Я стоял на крыльце и мёрз, потирая руки без перчаток. Лестничная клетка дома, к моему глубокому сожалению, была построена на улице и состояла из точно такого же материала, как и сама дверь — из старого дерева. Ведущая к крыльцу лестница, с высокими ступеньками, была очень скользкой и влажной, с отчётливыми следами обувной грязи. Споткнуться об одну из таких ступеней — дело самое простое, намного сложнее было не споткнуться. Проходя по ним, ты играл в рулетку с судьбой и в случае победы забирал чистую куртку, а в случае поражения — грязные штаны и плохое настроение на весь оставшийся день.

— Вы кто такой? — прикрытая некогда дверь открылась на жалкий дюйм и тогда в проёме показалась маленькая голова, с подбитым глазом и непослушными волосами в бигудях. Узкий проход в дом защищала дверная цепочка. Я мог бы и разбить её, но в этом не было необходимости. Смерть никому не угрожала и в случае чего, за разбойное проникновение мне светило тюремное заключение, а не овации в зале суда. Люди не любят, когда другим людям ломают двери, уж не знаю, почему. Наверное, из-за того, что тогда на улице становится слишком шумно.

— Я уже вам говорил, моя профессия — частный детектив. — хозяйка квартиры с видимым удовольствием плюнула мне под ноги. А может, и на пол… по крайней мере, я на это очень надеюсь. — Не могли бы впустить меня в дом?

— С какой это стати? — гордо спросила женщина, в которой наверняка не осталось и капли настоящей гордости. Я знаю таких, как она, — любвеобильных хамок, живущих в съёмной квартире районного гетто за пару золотых в месяц. Всё, что такие особи могут делать, так это во всеуслышание заявлять о своих правах и свободах. С детства они выучили, что борцов за справедливость можно и не впускать в дом, ведь они не дадут сдачи, как местная шантрапа с ножичком. — Молодой человек, вы оглохли? — хоть где-то я ещё молодой. Как иногда приятно услышать в свой адрес «молодой человек», пусть это словосочетание в контексте и является синонимом «эй, ты!». — И почему я должна пустить вас в дом?

— На улице холодно.

— Так идите в какое-нибудь бистро и выпейте водки. — гнусаво сказала хозяйка, но дверей так и не прикрыла. — Что вам нужно от моего сына?

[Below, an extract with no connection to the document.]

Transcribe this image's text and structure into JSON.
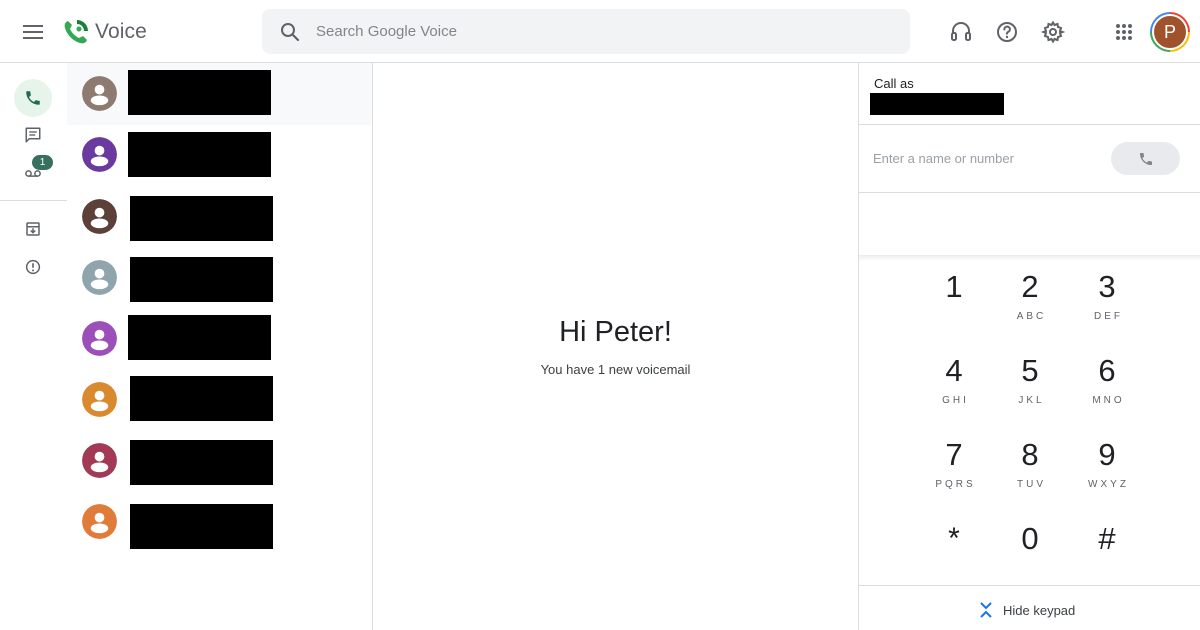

— Поговорить о пропаже его девушки. — тётка удивлённо округлила глаза. Я же, стоящий за полуприкрытой дверью, видел только один её глаз — тот самый, что имел при себе пунцово-фиолетовый оттенок.

— У моего сына много пассий, он у меня очень красивый…

— Я очень рад за вашего красивого сына, но в данный момент меня интересует не его внешние данные, а его знакомство с Дженни Крамер. Слышали о такой?

— Шлюшка, а цены себе не сложит. — но вот ты-то, мадам фингал, ценник себе уже явно определила. — Воротила нос от моего Дейва, а сама-то, сама — серая мышь в клетчатой юбке! И по делом ей, скотине… — в профессии детектива важно брать аванс и при этом не брать грех на душу. С первым почти всегда справляешься, но вот со вторым… грубая, безалаберная, сравнимая с обезьяной женщина вызывала во мне лишь злость и ненависть. Её слова, подобные яду, отравляли душу язвительной чёрствостью и пускали свои гнилые корни очень глубоко.

— Да, Дженни та ещё проститутка, я с вами полностью согласен. — доверительно высказаться, а вернее оскорбить кого-то вместе с собеседником, это полпобеды и маленький шаг к большой симпатии. — Наверняка у неё спид и внебрачный ребёнок в приюте… — женщина крайне удовлетворённо кивнула, упиваясь тем, что с её надуманными догадками соглашаются. — …но мне нужно найти мисс Крамер, а не обливать её помоями. — хозяйка лачуги резко перестала кивать. — Впустите меня к Дейву… — и тут, вместо звука закрытой перед носом двери или звука её открытия(перед тем же носом), я услышал треск стекла. Такие неприятные, вороватые всполохи чего-то лопнувшего и острого всегда особо отзываются в ухе.

Я повернул голову на звук и увидел человека в грязи. Он валялся на земле, перебирая лапками, как упавший на спину паук. Было видно, что падать, ровно как и прыгать, несчастный не умел и поэтому отхватил от твёрдой матери-природы лишнего. Куски битого стекла валялись рядом с упавшим.

Дым от наверняка вкусных котлет больше не всплывал над городом. Вокруг ощущался лишь стойкий запах гари, потому что мясо, скорее всего, зажарилось до неприятной чёрной корки и теперь разносило своё неаппетитное благоухание по всему кварталу.

— Стойте, погодите! — забыв о женщине за дверью и спустившись на одну скользкую ступень, я совершил непростительную ошибку. Мерзкая хабалка раскрыла щеколду, до белых костяшек пальцев ухватилась за рукав моей куртки и потянула на себя.

Я с криком упал на грязное дерево до его предсмертного треска, отбив копчик. Хлипкая ступенька, не выдержав моего веса, сломалась пополам, и я был вынужден повиснуть в дырке между целых её коллег, словно наивный идиот, провалившейся в сельский туалет.

— Вы не должны хватать Дейви, эти наркотики давал ей не он!.. — незадавшийся наркокурьер сумел кое-как встать с земли и даже пискнуть, заметив на руке порез от куска стекла. Юноша испугался вида собственной крови и чудом не упал в обморок.

Собравшись с высоконравственными духовными силами, растлитель и наркоман побежал, а я, его незадачливый коллега по падениям, вынужденно бултыхался, как… не хочу даже сравнивать.

С большим трудом, легендарный в кругах анонимных алкоголиков Джеймс Браун(да-да, это я) подымался, как зерновые колоски над рассветным солнцем.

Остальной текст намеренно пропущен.